Imagine a seguinte situação: uma pessoa entra em contato com sua empresa pelo WhatsApp, pergunta sobre um serviço, recebe algumas informações e diz: “Vou conversar com meu sócio e te retorno.”
Duas semanas passam.
Ninguém lembra de chamar essa pessoa novamente.
Enquanto isso, outro possível cliente pede orçamento pelo Instagram. Um vendedor anota o telefone no bloco de notas, outro registra uma conversa no WhatsApp e uma terceira oportunidade fica perdida em uma planilha que ninguém atualiza.
No final do mês, surge a pergunta: “Por que recebemos tantos contatos, mas fechamos tão poucas vendas?”
Talvez o problema não esteja somente na quantidade de leads.
Pode estar na organização das oportunidades comerciais.
É exatamente nesse ponto que entra o CRM. 💻📊
CRM significa Customer Relationship Management, ou Gestão de Relacionamento com o Cliente. Mais do que um programa para cadastrar nomes e telefones, CRM é uma estratégia para organizar o relacionamento da empresa com clientes e potenciais clientes.
Segundo a Salesforce, um sistema de CRM pode reunir contatos, interações, oportunidades comerciais, atendimentos e outras informações em um ambiente centralizado, permitindo que diferentes áreas acompanhem melhor a jornada de cada cliente.
Neste artigo, você vai entender o que é CRM, para que serve, como funciona um funil dentro do CRM e por que até pequenas empresas deveriam organizar melhor seus contatos e oportunidades.
O que é CRM?
CRM é a sigla para Customer Relationship Management.
Em português: Gestão de Relacionamento com o Cliente.
O termo pode se referir tanto à estratégia utilizada pela empresa para administrar o relacionamento com seus clientes quanto aos softwares utilizados para colocar essa estratégia em prática.
A Salesforce define CRM como um sistema para gerenciar as interações de uma empresa com clientes atuais e potenciais, buscando melhorar relacionamentos e organizar processos.
Na prática, imagine um grande painel contendo informações como:
- nome do cliente;
- telefone e e-mail;
- empresa;
- origem do contato;
- produto ou serviço de interesse;
- responsável pelo atendimento;
- histórico das conversas;
- propostas enviadas;
- valor da oportunidade;
- etapa da negociação;
- data do próximo contato;
- resultado da negociação.
Em vez dessas informações ficarem espalhadas entre WhatsApp, e-mail, caderno, memória dos vendedores e planilhas diferentes, elas ficam organizadas.
E isso muda bastante a maneira de vender.
Para que serve um CRM?
O objetivo principal é relativamente simples: ajudar a empresa a organizar e acompanhar o relacionamento com seus contatos e clientes.
Um CRM pode ser utilizado por vendas, marketing, atendimento e outras áreas. Dependendo da ferramenta, também é possível acompanhar campanhas, históricos de compra, solicitações de atendimento e diferentes pontos da jornada do consumidor.
Para uma pequena empresa, entretanto, você pode começar pelo básico:
Quem entrou em contato?
O que essa pessoa quer?
Quem está atendendo?
Em qual etapa da negociação ela está?
Quando devemos falar novamente?
A venda aconteceu ou foi perdida?
Somente conseguir responder essas perguntas de forma rápida já representa uma grande evolução na gestão comercial.

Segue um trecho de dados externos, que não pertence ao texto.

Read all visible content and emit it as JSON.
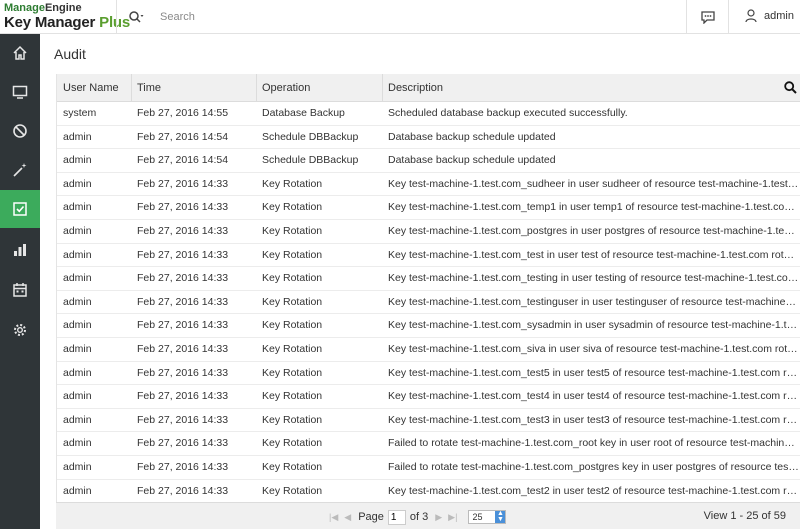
{
  "app": {
    "logo_line1_a": "Manage",
    "logo_line1_b": "Engine",
    "logo_line2_a": "Key Manager ",
    "logo_line2_b": "Plus"
  },
  "header": {
    "search_placeholder": "Search",
    "user_name": "admin"
  },
  "sidebar": {
    "items": [
      {
        "icon": "home-icon",
        "active": false
      },
      {
        "icon": "monitor-icon",
        "active": false
      },
      {
        "icon": "blocked-icon",
        "active": false
      },
      {
        "icon": "magic-wand-icon",
        "active": false
      },
      {
        "icon": "audit-check-icon",
        "active": true
      },
      {
        "icon": "bar-chart-icon",
        "active": false
      },
      {
        "icon": "calendar-icon",
        "active": false
      },
      {
        "icon": "settings-gear-icon",
        "active": false
      }
    ]
  },
  "page": {
    "title": "Audit"
  },
  "table": {
    "columns": [
      "User Name",
      "Time",
      "Operation",
      "Description"
    ],
    "rows": [
      [
        "system",
        "Feb 27, 2016 14:55",
        "Database Backup",
        "Scheduled database backup executed successfully."
      ],
      [
        "admin",
        "Feb 27, 2016 14:54",
        "Schedule DBBackup",
        "Database backup schedule updated"
      ],
      [
        "admin",
        "Feb 27, 2016 14:54",
        "Schedule DBBackup",
        "Database backup schedule updated"
      ],
      [
        "admin",
        "Feb 27, 2016 14:33",
        "Key Rotation",
        "Key test-machine-1.test.com_sudheer in user sudheer of resource test-machine-1.test.com"
      ],
      [
        "admin",
        "Feb 27, 2016 14:33",
        "Key Rotation",
        "Key test-machine-1.test.com_temp1 in user temp1 of resource test-machine-1.test.com rotat..."
      ],
      [
        "admin",
        "Feb 27, 2016 14:33",
        "Key Rotation",
        "Key test-machine-1.test.com_postgres in user postgres of resource test-machine-1.test.co..."
      ],
      [
        "admin",
        "Feb 27, 2016 14:33",
        "Key Rotation",
        "Key test-machine-1.test.com_test in user test of resource test-machine-1.test.com rotated ..."
      ],
      [
        "admin",
        "Feb 27, 2016 14:33",
        "Key Rotation",
        "Key test-machine-1.test.com_testing in user testing of resource test-machine-1.test.com ro..."
      ],
      [
        "admin",
        "Feb 27, 2016 14:33",
        "Key Rotation",
        "Key test-machine-1.test.com_testinguser in user testinguser of resource test-machine-1.te..."
      ],
      [
        "admin",
        "Feb 27, 2016 14:33",
        "Key Rotation",
        "Key test-machine-1.test.com_sysadmin in user sysadmin of resource test-machine-1.test.co..."
      ],
      [
        "admin",
        "Feb 27, 2016 14:33",
        "Key Rotation",
        "Key test-machine-1.test.com_siva in user siva of resource test-machine-1.test.com rotated ..."
      ],
      [
        "admin",
        "Feb 27, 2016 14:33",
        "Key Rotation",
        "Key test-machine-1.test.com_test5 in user test5 of resource test-machine-1.test.com rotat..."
      ],
      [
        "admin",
        "Feb 27, 2016 14:33",
        "Key Rotation",
        "Key test-machine-1.test.com_test4 in user test4 of resource test-machine-1.test.com rotat..."
      ],
      [
        "admin",
        "Feb 27, 2016 14:33",
        "Key Rotation",
        "Key test-machine-1.test.com_test3 in user test3 of resource test-machine-1.test.com rotat..."
      ],
      [
        "admin",
        "Feb 27, 2016 14:33",
        "Key Rotation",
        "Failed to rotate test-machine-1.test.com_root key in user root of resource test-machine-1..."
      ],
      [
        "admin",
        "Feb 27, 2016 14:33",
        "Key Rotation",
        "Failed to rotate test-machine-1.test.com_postgres key in user postgres of resource test-m..."
      ],
      [
        "admin",
        "Feb 27, 2016 14:33",
        "Key Rotation",
        "Key test-machine-1.test.com_test2 in user test2 of resource test-machine-1.test.com rotat..."
      ]
    ]
  },
  "pagination": {
    "page_label": "Page",
    "current_page": "1",
    "of_label": "of 3",
    "page_size": "25",
    "view_info": "View 1 - 25 of 59"
  },
  "colors": {
    "sidebar_bg": "#2f3538",
    "sidebar_active": "#3cab5c",
    "brand_green": "#5a9e2f"
  }
}
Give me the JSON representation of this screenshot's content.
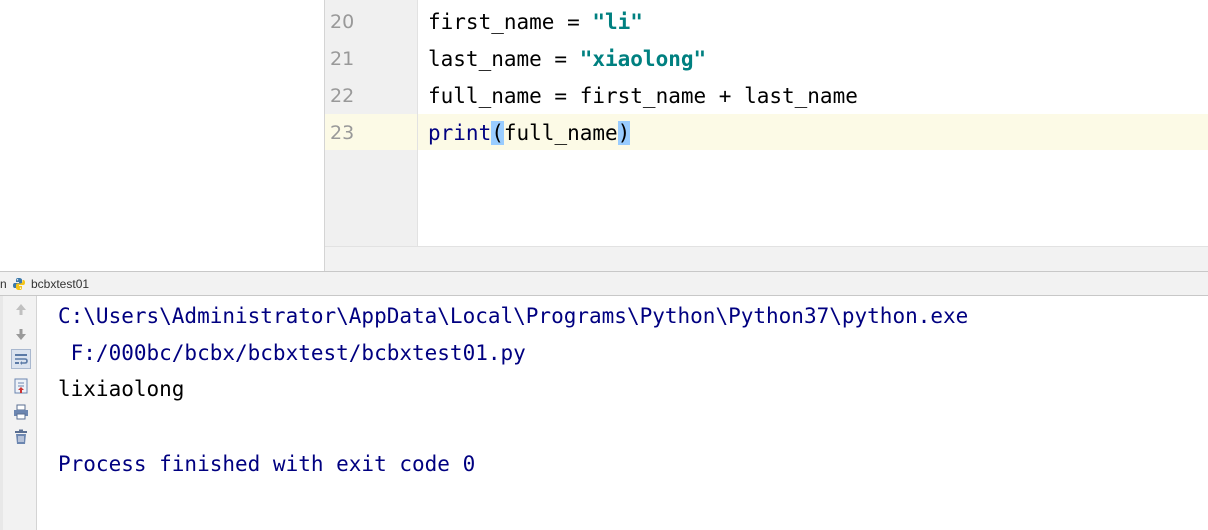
{
  "editor": {
    "lines": [
      {
        "number": "20",
        "parts": [
          "first_name = ",
          "\"li\""
        ]
      },
      {
        "number": "21",
        "parts": [
          "last_name = ",
          "\"xiaolong\""
        ]
      },
      {
        "number": "22",
        "text": "full_name = first_name + last_name"
      },
      {
        "number": "23",
        "fn": "print",
        "open": "(",
        "arg": "full_name",
        "close": ")"
      }
    ],
    "current_line": "23"
  },
  "run_window": {
    "tab_prefix": "n",
    "tab_label": "bcbxtest01",
    "toolbar": [
      {
        "name": "rerun-up-icon"
      },
      {
        "name": "down-arrow-icon"
      },
      {
        "name": "soft-wrap-icon"
      },
      {
        "name": "scroll-to-end-icon"
      },
      {
        "name": "print-icon"
      },
      {
        "name": "trash-icon"
      }
    ],
    "console": {
      "command_line_1": "C:\\Users\\Administrator\\AppData\\Local\\Programs\\Python\\Python37\\python.exe",
      "command_line_2": " F:/000bc/bcbx/bcbxtest/bcbxtest01.py",
      "output": "lixiaolong",
      "exit_message": "Process finished with exit code 0"
    }
  },
  "colors": {
    "string": "#008080",
    "console_path": "#000080",
    "current_line_bg": "#fcfae6",
    "paren_match_bg": "#99ccff"
  }
}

CRM não é apenas uma agenda de contatos
Essa diferença é fundamental.
Uma agenda informa: Maria — (XX) XXXXX-XXXX
Um CRM pode informar:
Maria — Loja ABC — interessada no serviço X — chegou pelo Instagram — orçamento enviado em 15/09 — aguardando aprovação — próxima conversa em 19/09 — responsável: João — oportunidade estimada em R$ 3.000.
Percebe a diferença?
Você deixa de possuir apenas um contato e passa a ter contexto.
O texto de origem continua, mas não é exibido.